Photo via Fast Company
Sardar Biglari, the 48-year-old CEO of Biglari Holdings, has become one of the restaurant industry's most polarizing figures through aggressive activist campaigns against struggling chains. His tactics range from securing billboards to attacking competitors on social media, orchestrating proxy battles, and most recently, leveraging Steak 'n Shake's platform to pressure Cracker Barrel's leadership. According to industry observers, Biglari's methods have made him a controversial figure—some view his interventions as necessary corrections for poorly managed companies, while others see him as a disruptive force willing to weaponize consumer brands for financial gain.
Biglari's rise from immigrant entrepreneur to influential investor offers a compelling case study in the power—and peril—of concentrated ownership in public companies. After founding an internet service provider and a hedge fund in San Antonio, he orchestrated a takeover of struggling Steak 'n Shake in 2008, initially turning the chain around through aggressive menu simplification that sparked seven years of growth. However, his subsequent rebrands—from value pricing to kiosk-based service to Trump-era beef tallow positioning—have left the chain diminished, with store counts dropping more than 35% since 2019. The company's struggles highlight how activist investors can sometimes prioritize financial extraction over sustainable brand building.

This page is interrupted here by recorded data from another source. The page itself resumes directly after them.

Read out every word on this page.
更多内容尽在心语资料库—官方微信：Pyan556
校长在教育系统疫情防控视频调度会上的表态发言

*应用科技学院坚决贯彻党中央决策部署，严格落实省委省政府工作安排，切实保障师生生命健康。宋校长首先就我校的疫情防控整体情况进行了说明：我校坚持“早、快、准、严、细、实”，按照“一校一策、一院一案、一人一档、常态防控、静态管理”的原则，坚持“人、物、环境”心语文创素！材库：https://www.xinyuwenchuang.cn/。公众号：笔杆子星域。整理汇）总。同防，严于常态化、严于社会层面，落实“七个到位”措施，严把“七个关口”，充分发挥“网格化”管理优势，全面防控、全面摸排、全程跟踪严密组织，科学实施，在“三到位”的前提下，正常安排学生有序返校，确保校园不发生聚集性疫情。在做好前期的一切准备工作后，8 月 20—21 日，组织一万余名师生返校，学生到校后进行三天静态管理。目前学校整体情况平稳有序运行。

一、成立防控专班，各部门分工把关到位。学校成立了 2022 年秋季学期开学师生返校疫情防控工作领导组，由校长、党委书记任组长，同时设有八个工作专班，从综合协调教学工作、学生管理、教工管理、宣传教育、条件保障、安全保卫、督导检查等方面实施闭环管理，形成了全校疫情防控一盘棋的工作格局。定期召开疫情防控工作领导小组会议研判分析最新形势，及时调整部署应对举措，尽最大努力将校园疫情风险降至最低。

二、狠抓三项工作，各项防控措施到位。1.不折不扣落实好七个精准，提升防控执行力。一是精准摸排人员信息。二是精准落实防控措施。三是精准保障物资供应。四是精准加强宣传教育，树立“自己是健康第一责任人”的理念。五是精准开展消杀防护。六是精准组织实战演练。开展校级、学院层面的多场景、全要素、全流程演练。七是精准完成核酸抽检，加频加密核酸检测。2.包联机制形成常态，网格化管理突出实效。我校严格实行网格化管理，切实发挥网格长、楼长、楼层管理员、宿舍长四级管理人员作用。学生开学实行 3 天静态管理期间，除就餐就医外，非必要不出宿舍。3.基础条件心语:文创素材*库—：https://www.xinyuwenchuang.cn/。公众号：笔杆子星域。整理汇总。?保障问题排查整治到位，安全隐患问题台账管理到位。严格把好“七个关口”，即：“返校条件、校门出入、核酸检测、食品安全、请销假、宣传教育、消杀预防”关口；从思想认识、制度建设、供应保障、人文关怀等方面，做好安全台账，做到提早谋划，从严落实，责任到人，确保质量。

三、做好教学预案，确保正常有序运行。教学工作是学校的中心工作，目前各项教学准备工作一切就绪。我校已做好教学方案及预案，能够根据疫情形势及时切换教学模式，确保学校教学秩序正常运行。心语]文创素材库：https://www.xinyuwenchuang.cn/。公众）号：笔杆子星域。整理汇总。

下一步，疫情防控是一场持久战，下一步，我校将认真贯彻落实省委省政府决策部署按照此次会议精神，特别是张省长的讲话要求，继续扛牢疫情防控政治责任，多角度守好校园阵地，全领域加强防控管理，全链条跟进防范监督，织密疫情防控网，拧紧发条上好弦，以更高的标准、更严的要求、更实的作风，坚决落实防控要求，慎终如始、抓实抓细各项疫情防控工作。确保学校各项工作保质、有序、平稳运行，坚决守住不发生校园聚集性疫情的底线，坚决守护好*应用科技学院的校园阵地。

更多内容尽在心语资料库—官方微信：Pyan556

Biglari's methods raise important governance questions that Charlotte executives should understand. His compensation structure—awarding himself massive cuts of annual value increases rather than taking a traditional salary—was flagged by governance advisors as "egregious," yet his holdings remain backed by major institutional investors including BlackRock and Vanguard. His campaigns against Jack in the Box, El Pollo Loco, and Cracker Barrel have triggered so-called poison pills and cost shareholders millions in defensive measures. The Cracker Barrel case is particularly instructive: while his criticisms about operational mismanagement proved valid, research firms identified coordinated bot campaigns amplifying negative messaging in ways that may have crossed ethical lines.
For Charlotte-area business leaders, Biglari's playbook offers cautionary lessons about balancing shareholder activism with stakeholder responsibility. His track record shows that activist pressure can expose real operational problems—yet his aggressive tactics and willingness to weaponize brands for political messaging also demonstrate the risks of treating established companies as purely financial vehicles. As corporate governance continues evolving, understanding how figures like Biglari operate, and what mechanisms investors can deploy or defend against, has become essential knowledge for boards and executives managing public companies in competitive industries.